After his first decade as a Hong Kong TV and film actor,
Stephen Chow became a star and entered a period of insane prolificacy, cramming up to eight movies into a
single year. But after a few years as a writer-director, he slowed down
considerably, and his latest projects—2001's Shaolin Soccer, 2004's Kung-Fu Hustle, and 2008's CJ7—have arrived at long
intervals. There's no sign that the extra time is going into careful craft; his
films are still ramshackle, spastic comedies. But the increased incorporation
of CGI effects that turn live actors into bouncing, stretching, squashing
cartoons has doubtless eaten a lot of production time. The new CJ7 follows the trend, with the film's
most compelling character being entirely a CGI creation.
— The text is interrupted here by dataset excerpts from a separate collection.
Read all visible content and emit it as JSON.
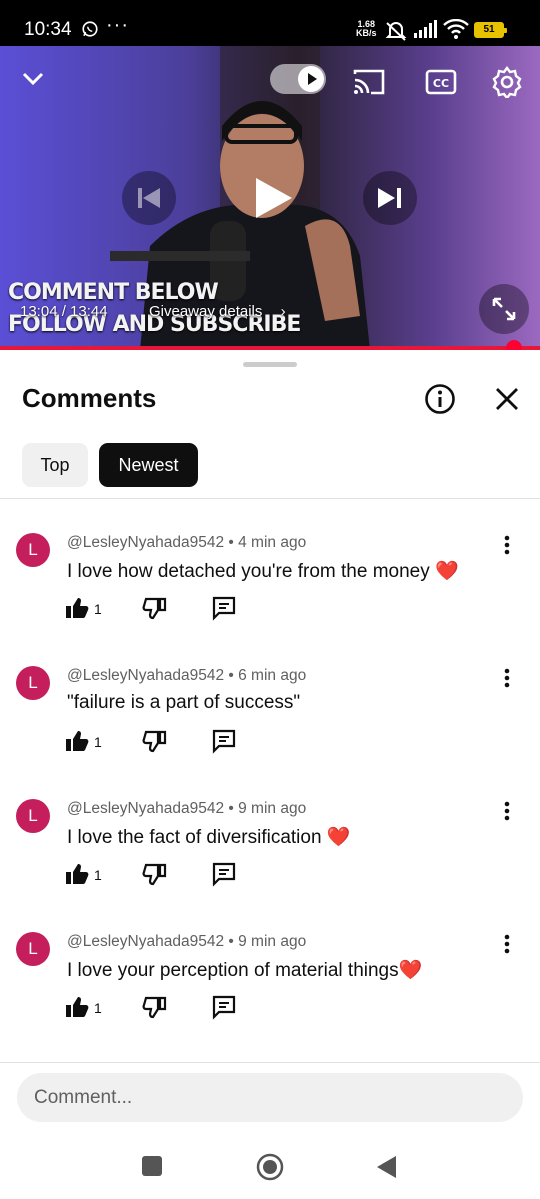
{
  "status_bar": {
    "time": "10:34",
    "net_speed_value": "1.68",
    "net_speed_unit": "KB/s",
    "battery": "51",
    "icons": [
      "whatsapp-icon",
      "more-notifications-icon",
      "silent-icon",
      "signal-icon",
      "wifi-icon",
      "battery-icon"
    ]
  },
  "player": {
    "overlay_line1": "COMMENT BELOW",
    "overlay_line2": "FOLLOW AND SUBSCRIBE",
    "time": "13:04 / 13:44",
    "giveaway_label": "Giveaway details",
    "progress_fraction": 0.951,
    "progress_color": "#ff0033"
  },
  "comments_panel": {
    "title": "Comments",
    "chips": [
      {
        "label": "Top",
        "selected": false
      },
      {
        "label": "Newest",
        "selected": true
      }
    ],
    "comments": [
      {
        "avatar_letter": "L",
        "author": "@LesleyNyahada9542",
        "age": "4 min ago",
        "text": "I love how detached you're from the money ",
        "heart": "❤️",
        "likes": "1"
      },
      {
        "avatar_letter": "L",
        "author": "@LesleyNyahada9542",
        "age": "6 min ago",
        "text": "\"failure is a part of success\"",
        "heart": "",
        "likes": "1"
      },
      {
        "avatar_letter": "L",
        "author": "@LesleyNyahada9542",
        "age": "9 min ago",
        "text": "I love the fact of diversification ",
        "heart": "❤️",
        "likes": "1"
      },
      {
        "avatar_letter": "L",
        "author": "@LesleyNyahada9542",
        "age": "9 min ago",
        "text": "I love your perception of material things",
        "heart": "❤️",
        "likes": "1"
      }
    ],
    "input_placeholder": "Comment..."
  },
  "colors": {
    "accent_red": "#ff0033",
    "avatar": "#c41e5c",
    "chip_selected": "#0f0f0f"
  }
}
But it also shows
signs that Chow is trying to put more thought and heart into his films, with
uneven success.

Chow has been moving steadily closer to the background since
his 1999 film The King Of Comedy, and in CJ7, he takes a supporting role as a desperately poor dad who
wants better things for his son (played by a girl, first-timer Jiao Xu). Chow's strict moral guidelines have made a deep
impression on Xu, who claims to want to grow up to be "a poor person," because
they're proud and honest. But while Chow is killing himself to send Xu to a classy
private school, he can't afford new clothes, shoes, or the latest robot toy
popular among Xu's preening classmates. So he brings Xu a weird object from the
dump, which turns out to be a rubbery little alien critter, dropped off by an
itinerant spaceship.

C7J isn't as cutesy as Batteries Not Included or Short Circuit, or as grim as Gremlins, though it resembles
them all in its jerky, semi-comic look at the havoc and helpfulness of weirdo
artificial life. It also resembles past Chow films, complete with exaggerated
martial-arts-based combat and low humor, here involving booger-eating and a
handful of shit to the face. But the emotional violence—dead parents,
crippling poverty, creepy amounts of cute-alien abuse—is surprisingly
vivid, which hinders the humor. Fortunately, Xu proves to be a resilient,
charismatic performer, whose struggle between adult ethics and a childhood
desire to be popular, admired, and not beaten by bullies is fairly poignant.
Compared with Chow's other recent films, CJ7 tries significantly
harder to make audiences care about the characters instead of just the gags,
even though a few of those gags are howl-out-loud hilarious. But it's hard for
pathos and poop to comfortably co-exist on one screen.